06 Feb X = 2140
In the coming 120 years, how can humans decide to dismantle, remember and repair the lands called Sellafield?
Florence Arts Centre, Egremont, Cumbria, February – March 2020
www.facebook.com/nuclearsitefutures
The exhibition at FAC closed with the first lockdown. The sculptures may be exhibited again in Liverpool, 2022-23.
See Wallace’s article: ‘The Times of Caring in a Nuclear World. Sculpture, Contamination and Stillness‘.
There will be five human generations between 2020 and 2140, the year by which the Sellafield site is to be decommissioned, its purposes changed and its legacies cast. Each generation will make decisions on this future while enduring unpredictable ecological changes and uncertain political, economic and technological conditions.
Wallace’s three sculptures, Font No. 1 [top right] Knowledge Font [bottom right] and Future Font [middle right], play with the iconic architecture and industrial shapes of Sellafield to create metaphoric ‘fonts’. The sculptures offer ways of thinking about a decision outside the everyday and its usual procedures.
Fonts are devices for acknowledging the past, for marking the present and sending hopes for a future. The sculptures ask about what kinds of knowledge will be useful; what different forms of clean-up and remediation will be needed; and what it feels like to care for the soils, waters, stones and living beings on whom these generations of humans depend.
The exhibition was part of the ‘Sellafield Site Futures’ project by an interdisciplinary team at the University of Manchester, looking at the contentious history and future of the site. The researchers hosted three workshops in the summer of 2019 in Whitehaven, bringing together participants from West Cumbria, some affiliated with the nuclear industry and supply chain, others working in the arts and heritage sectors, scientists and ethicists, and others engaged in conservation and ecological initiatives. The sculptures are a response to the questions and conflicts that were raised.

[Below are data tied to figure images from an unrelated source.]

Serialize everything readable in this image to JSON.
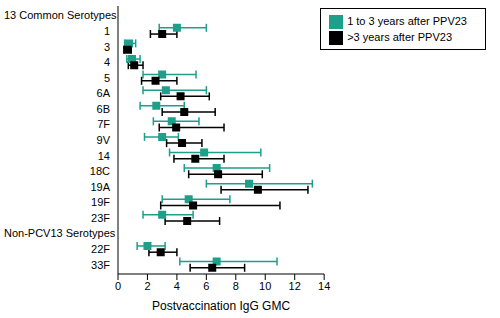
{
  "chart_data": {
    "type": "forest",
    "x_label": "Postvaccination IgG GMC",
    "orientation": "horizontal",
    "grid": false,
    "legend": "top right",
    "xlim": [
      0,
      14
    ],
    "xticks": [
      0,
      2,
      4,
      6,
      8,
      10,
      12,
      14
    ],
    "categories": [
      "13 Common Serotypes",
      "1",
      "3",
      "4",
      "5",
      "6A",
      "6B",
      "7F",
      "9V",
      "14",
      "18C",
      "19A",
      "19F",
      "23F",
      "Non-PCV13 Serotypes",
      "22F",
      "33F"
    ],
    "series": [
      {
        "name": "1 to 3 years after PPV23",
        "color": "#1f9e89",
        "marker": "square",
        "values": [
          null,
          4.0,
          0.75,
          0.95,
          3.0,
          3.25,
          2.6,
          3.65,
          3.0,
          5.85,
          6.7,
          8.9,
          4.8,
          3.0,
          null,
          2.0,
          6.7
        ],
        "ci_low": [
          null,
          2.8,
          0.45,
          0.6,
          1.7,
          1.7,
          1.5,
          2.4,
          1.8,
          3.5,
          4.5,
          6.0,
          3.0,
          1.7,
          null,
          1.3,
          4.2
        ],
        "ci_high": [
          null,
          6.0,
          1.2,
          1.5,
          5.3,
          6.0,
          4.5,
          5.5,
          4.1,
          9.7,
          10.3,
          13.2,
          7.6,
          5.1,
          null,
          3.2,
          10.8
        ]
      },
      {
        "name": ">3 years after PPV23",
        "color": "#000000",
        "marker": "square",
        "values": [
          null,
          3.0,
          0.65,
          1.1,
          2.55,
          4.25,
          4.5,
          3.95,
          4.35,
          5.25,
          6.8,
          9.5,
          5.1,
          4.7,
          null,
          2.9,
          6.4
        ],
        "ci_low": [
          null,
          2.2,
          0.4,
          0.7,
          1.6,
          2.9,
          3.0,
          2.8,
          3.3,
          3.8,
          4.8,
          7.0,
          2.9,
          3.2,
          null,
          2.1,
          4.9
        ],
        "ci_high": [
          null,
          4.0,
          0.9,
          1.7,
          4.0,
          6.2,
          6.6,
          7.2,
          5.7,
          7.2,
          9.8,
          12.9,
          11.0,
          6.9,
          null,
          4.0,
          8.6
        ]
      }
    ]
  }
}
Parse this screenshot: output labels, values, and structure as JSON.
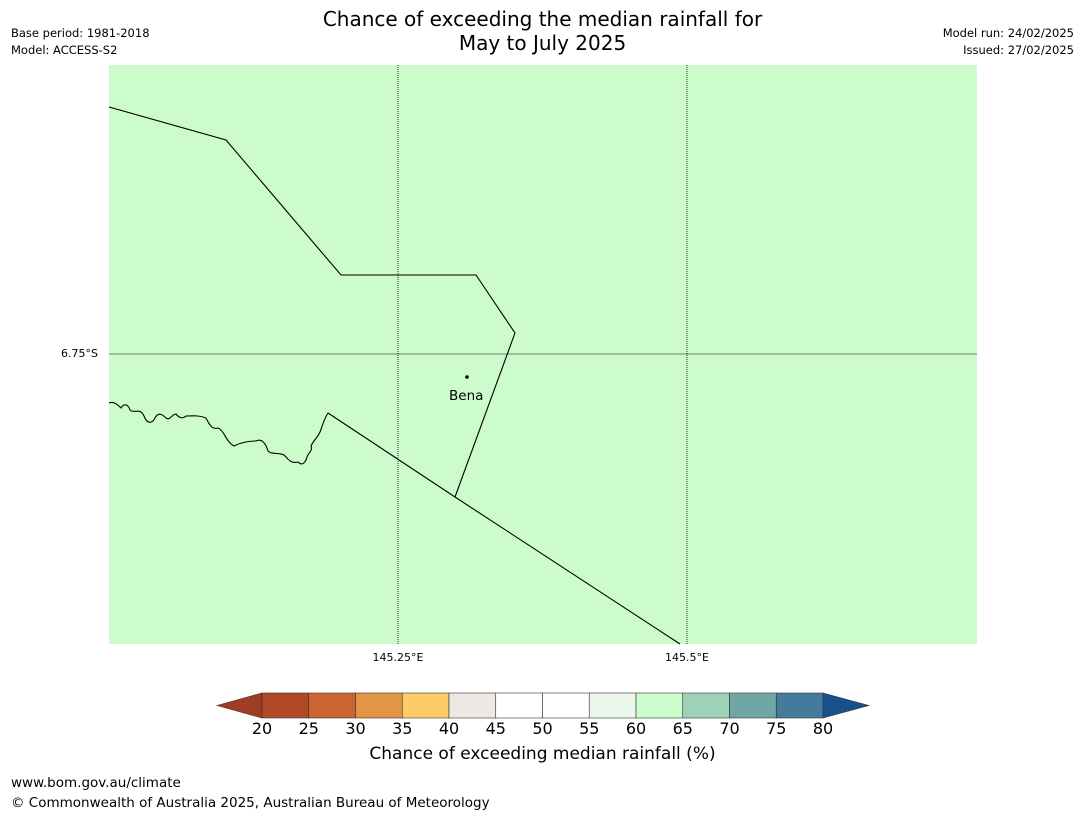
{
  "title": {
    "line1": "Chance of exceeding the median rainfall for",
    "line2": "May to July 2025"
  },
  "meta_left": {
    "base_period": "Base period: 1981-2018",
    "model": "Model: ACCESS-S2"
  },
  "meta_right": {
    "model_run": "Model run: 24/02/2025",
    "issued": "Issued: 27/02/2025"
  },
  "map": {
    "fill_color": "#ccfccc",
    "latitude_labels": [
      "6.75°S"
    ],
    "longitude_labels": [
      "145.25°E",
      "145.5°E"
    ],
    "place": {
      "name": "Bena"
    }
  },
  "colorbar": {
    "ticks": [
      "20",
      "25",
      "30",
      "35",
      "40",
      "45",
      "50",
      "55",
      "60",
      "65",
      "70",
      "75",
      "80"
    ],
    "colors": [
      "#b04a26",
      "#cc6432",
      "#e39546",
      "#fdcb67",
      "#ece8e4",
      "#ffffff",
      "#ffffff",
      "#eaf7ea",
      "#ccfccc",
      "#9ed1b7",
      "#70a6a6",
      "#427b9c"
    ],
    "under_color": "#9e3d23",
    "over_color": "#18508c",
    "label": "Chance of exceeding median rainfall (%)"
  },
  "footer": {
    "url": "www.bom.gov.au/climate",
    "copyright": "© Commonwealth of Australia 2025, Australian Bureau of Meteorology"
  }
}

The exhibition was supported by the University of Manchester’s Beam research network and the Dalton Nuclear Institute and is funded by the UK Energy Research Centre (UKERC).
Talks:
Wallace and Petra Tjitske presented ‘An artistic intervention in post-industrial landscape engineering’ for the ‘Indeterminacies’ online conference, Scotland, 2021; and gave an online talk at the Vienna Anthropology Days Conference, University of Vienna, October 2020. Wallace presented the exhibition as part of her session on ‘Play, Shame and Care’ for the ‘Becoming Earthly’ project by The Barn arts centre, Banchory, Scotland, September 2020.